Considering these two properties in regard to cognitive science knowledge, I realized they were attending the same mental process in the brain: the reward network. In social media platforms, content is designed to be consumable and digestible, and the scrolling-down process is designed to enable the digestion of small bits of information. Actually, the process design appeals to human cognition so successfully that a compulsive behavior called the checking-habit[1] is recently identified. Social media platforms are creating addictive behaviors by appealing to the reward schema in the brain. While applying knowledge from cognitive science helped reveal how social media functions, this probably wouldn’t be the case in other topics. Similarly, applying historical research methods probably won’t be helpful in understanding how social media works. Therefore, it is reasonable to conclude that there is no one methodology to govern all.

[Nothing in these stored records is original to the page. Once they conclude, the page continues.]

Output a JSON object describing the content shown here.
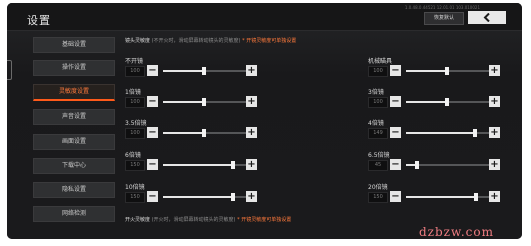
{
  "header": {
    "title": "设置",
    "version": "1.0.48.0.44521 12.01.01 103.010021",
    "reset_label": "恢复默认",
    "back_icon": "chevron-left-icon"
  },
  "sidebar": {
    "items": [
      {
        "label": "基础设置",
        "active": false
      },
      {
        "label": "操作设置",
        "active": false
      },
      {
        "label": "灵敏度设置",
        "active": true
      },
      {
        "label": "声音设置",
        "active": false
      },
      {
        "label": "画面设置",
        "active": false
      },
      {
        "label": "下载中心",
        "active": false
      },
      {
        "label": "隐私设置",
        "active": false
      },
      {
        "label": "网络检测",
        "active": false
      }
    ]
  },
  "section_top": {
    "title": "镜头灵敏度",
    "note": "(不开火时，滑动屏幕转动镜头的灵敏度)",
    "hint": "* 开镜灵敏度可单独设置"
  },
  "section_bottom": {
    "title": "开火灵敏度",
    "note": "(开火时，滑动屏幕转动镜头的灵敏度)",
    "hint": "* 开镜灵敏度可单独设置"
  },
  "sliders_left": [
    {
      "label": "不开镜",
      "value": "100",
      "level": 0.45
    },
    {
      "label": "1倍镜",
      "value": "100",
      "level": 0.45
    },
    {
      "label": "3.5倍镜",
      "value": "100",
      "level": 0.45
    },
    {
      "label": "6倍镜",
      "value": "150",
      "level": 0.78
    },
    {
      "label": "10倍镜",
      "value": "150",
      "level": 0.78
    }
  ],
  "sliders_right": [
    {
      "label": "机械瞄具",
      "value": "100",
      "level": 0.45
    },
    {
      "label": "3倍镜",
      "value": "100",
      "level": 0.45
    },
    {
      "label": "4倍镜",
      "value": "149",
      "level": 0.77
    },
    {
      "label": "6.5倍镜",
      "value": "45",
      "level": 0.12
    },
    {
      "label": "20倍镜",
      "value": "150",
      "level": 0.78
    }
  ],
  "controls": {
    "minus": "−",
    "plus": "+"
  },
  "watermark": "dzbzw.com",
  "colors": {
    "accent": "#ff5a1a",
    "background": "#1a1b1d",
    "button": "#e6e6e6"
  }
}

Mediology, however, functions as a meta-tool to understand transmission, and it extensively builds on and methodologically develops the idea that McLuhan proposed first – “the medium is the message.”[2] During research, the relation of the unit of analysis with the bigger media-sphere that it is embedded in should be considered, because mediology characterizes the context in which communication or other forms of cultural transmission take place. The concept of mediology is however new, and lacks its own definitions and poetics.

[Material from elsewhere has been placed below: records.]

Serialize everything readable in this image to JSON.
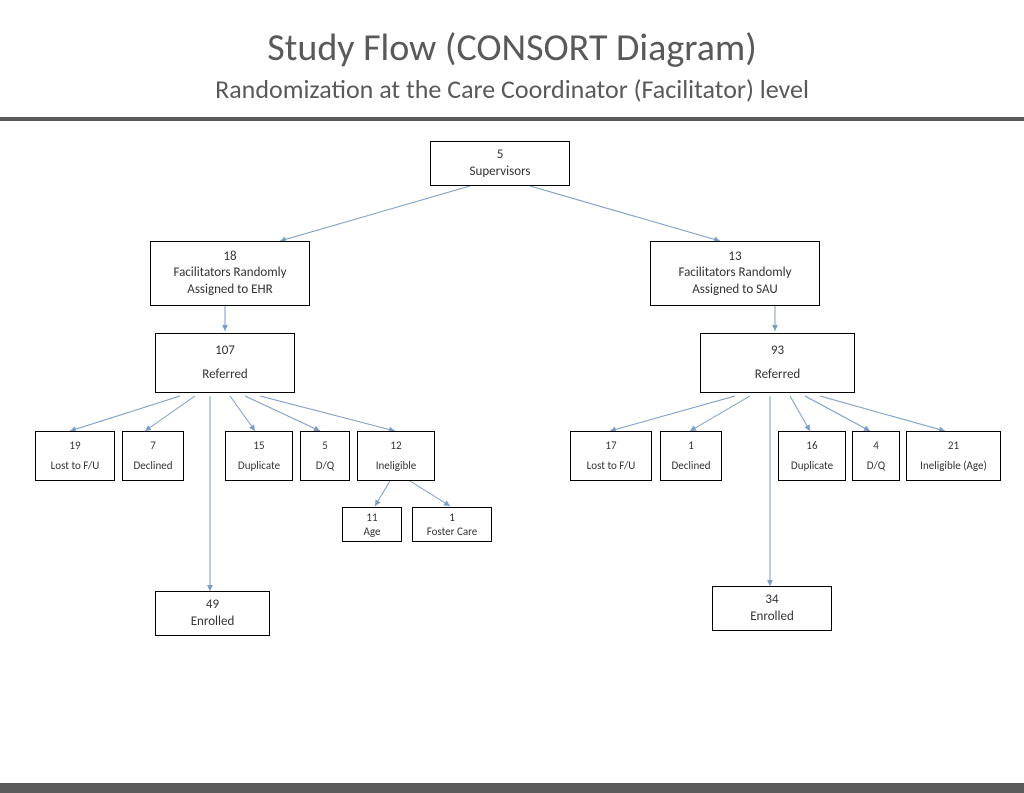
{
  "title": "Study Flow (CONSORT Diagram)",
  "subtitle": "Randomization at the Care Coordinator (Facilitator) level",
  "root": {
    "n": "5",
    "label": "Supervisors"
  },
  "left": {
    "arm": {
      "n": "18",
      "label": "Facilitators Randomly\nAssigned to EHR"
    },
    "referred": {
      "n": "107",
      "label": "Referred"
    },
    "outcomes": [
      {
        "n": "19",
        "label": "Lost to F/U"
      },
      {
        "n": "7",
        "label": "Declined"
      },
      {
        "n": "15",
        "label": "Duplicate"
      },
      {
        "n": "5",
        "label": "D/Q"
      },
      {
        "n": "12",
        "label": "Ineligible"
      }
    ],
    "ineligible_sub": [
      {
        "n": "11",
        "label": "Age"
      },
      {
        "n": "1",
        "label": "Foster Care"
      }
    ],
    "enrolled": {
      "n": "49",
      "label": "Enrolled"
    }
  },
  "right": {
    "arm": {
      "n": "13",
      "label": "Facilitators Randomly\nAssigned to SAU"
    },
    "referred": {
      "n": "93",
      "label": "Referred"
    },
    "outcomes": [
      {
        "n": "17",
        "label": "Lost to F/U"
      },
      {
        "n": "1",
        "label": "Declined"
      },
      {
        "n": "16",
        "label": "Duplicate"
      },
      {
        "n": "4",
        "label": "D/Q"
      },
      {
        "n": "21",
        "label": "Ineligible (Age)"
      }
    ],
    "enrolled": {
      "n": "34",
      "label": "Enrolled"
    }
  }
}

The question of how and what should mediology analyze still remains a question. If mediology takes a broader take on technology, can we consider the recent fashion of deep V decolettes as visual-textual technology? And if it is, how does the trend of this material form of clothing impact feminism – as it motivates woman to defend their right to wear it, an act that materializes their bodies? Furthermore, is it possible to understand cultural transmission in its own terms? Can we really take a step back and understand relationships between language and transmission by using linguistic tools?

 

[1] Oulasvirta, Antti, Tye Rattenbury, Lingyi Ma, and Eeva Raita. “Habits make smartphone use more pervasive.” Personal and Ubiquitous Computing 16, no. 1 (2012): 105-114.

[2] McLuhan, M., & Fiore, Q. (1967). The medium is the message. New York123, 126-128.